BAKU (Reuters) - Mercedes driver Valtteri Bottas is expecting Sunday’s Azerbaijan Grand Prix to produce more drama than last year, when Nico Rosberg cruised to victory from pole position, and says drivers will not be put off by the track’s reputation.
Last year, despite driver complaints about the safety of the Baku circuit, 18 of 22 cars finished the challenging anti-clockwise track, which runs along the shores of the Caspian Sea and around the walls of the medieval old town.
“We got kind of lucky,” Bottas told a news conference on Thursday. “There was not much action.
“It’s a track where, normally, things will happen, so my guess is that we’re going to see a bit more of a mess than before.”
In 2016, Bottas’s Mercedes teammate, title contender Lewis Hamilton, started the race in 10th after clipping the barriers during qualifying, leaving his main rival Nico Rosberg on pole, and able to cruise to victory in a subdued race.
Haas driver Romain Grosjean agreed that this year’s race should be more open.
“Rosberg last year was far ahead and Lewis was at the back with various issues, so there weren’t many fights around the field.”
During last year’s Baku qualifying, Bottas, then with Williams, registered the highest speed ever recorded in a Formula One session, reaching 373 km/h (234 mph) on what is the longest stretch of any race on the calendar.
The Finn drove superbly to claim victory on the street-style circuit in Sochi, Russia, in April, but, perhaps demonstrating Mercedes’ inconsistencies, last month his teammate Hamilton all but disappeared on a similar track, in Monaco.

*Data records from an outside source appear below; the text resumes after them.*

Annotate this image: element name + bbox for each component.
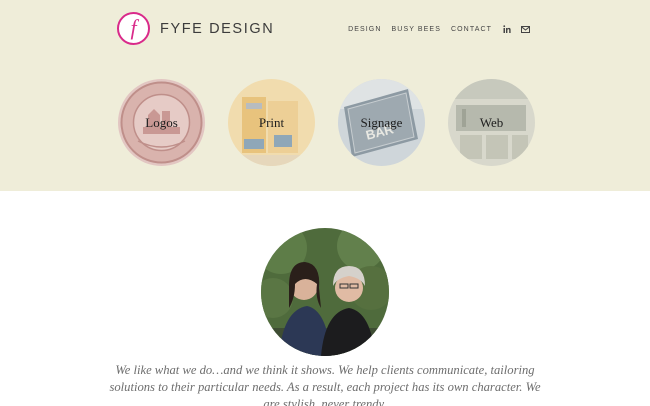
intro-line: We like what we do…and we think it shows… bbox=[115, 363, 535, 377]
nav-contact[interactable]: CONTACT bbox=[451, 26, 492, 33]
service-logos[interactable]: Logos bbox=[118, 79, 205, 166]
intro-text: We like what we do…and we think it shows… bbox=[105, 362, 545, 406]
service-label-print: Print bbox=[258, 114, 285, 130]
service-label-logos: Logos bbox=[145, 114, 178, 130]
service-signage[interactable]: BAR Signage bbox=[338, 79, 425, 166]
nav-design[interactable]: DESIGN bbox=[348, 26, 381, 33]
team-photo bbox=[261, 228, 389, 356]
intro-line: solutions to their particular needs. As … bbox=[109, 380, 541, 394]
main-nav: DESIGN BUSY BEES CONTACT bbox=[338, 25, 530, 33]
intro-line: are stylish, never trendy. bbox=[263, 397, 387, 406]
service-print[interactable]: Print bbox=[228, 79, 315, 166]
brand-name: FYFE DESIGN bbox=[160, 20, 275, 37]
logo-mark-icon: f bbox=[117, 12, 150, 45]
service-web[interactable]: Web bbox=[448, 79, 535, 166]
hero-banner: f FYFE DESIGN DESIGN BUSY BEES CONTACT L… bbox=[0, 0, 650, 191]
brand-logo[interactable]: f FYFE DESIGN bbox=[117, 12, 274, 45]
service-label-signage: Signage bbox=[360, 114, 403, 130]
nav-busy-bees[interactable]: BUSY BEES bbox=[392, 26, 441, 33]
service-label-web: Web bbox=[479, 114, 504, 130]
email-icon[interactable] bbox=[521, 25, 530, 33]
services-row: Logos Print BAR Signage Web bbox=[118, 79, 535, 166]
linkedin-icon[interactable] bbox=[502, 25, 511, 33]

“It’s definitely a challenge here, it’s one of those places like Monaco or Singapore that there’s places where you can’t afford any kind of mistakes,” Bottas said.
“You’re going so close to the walls and it’s sometimes even like touching them. That’s always a challenge ... You need to take some risks, and can’t lose focus at all.”
Hamilton and Ferrari’s Sebastian Vettel each have three wins from seven races so far this season.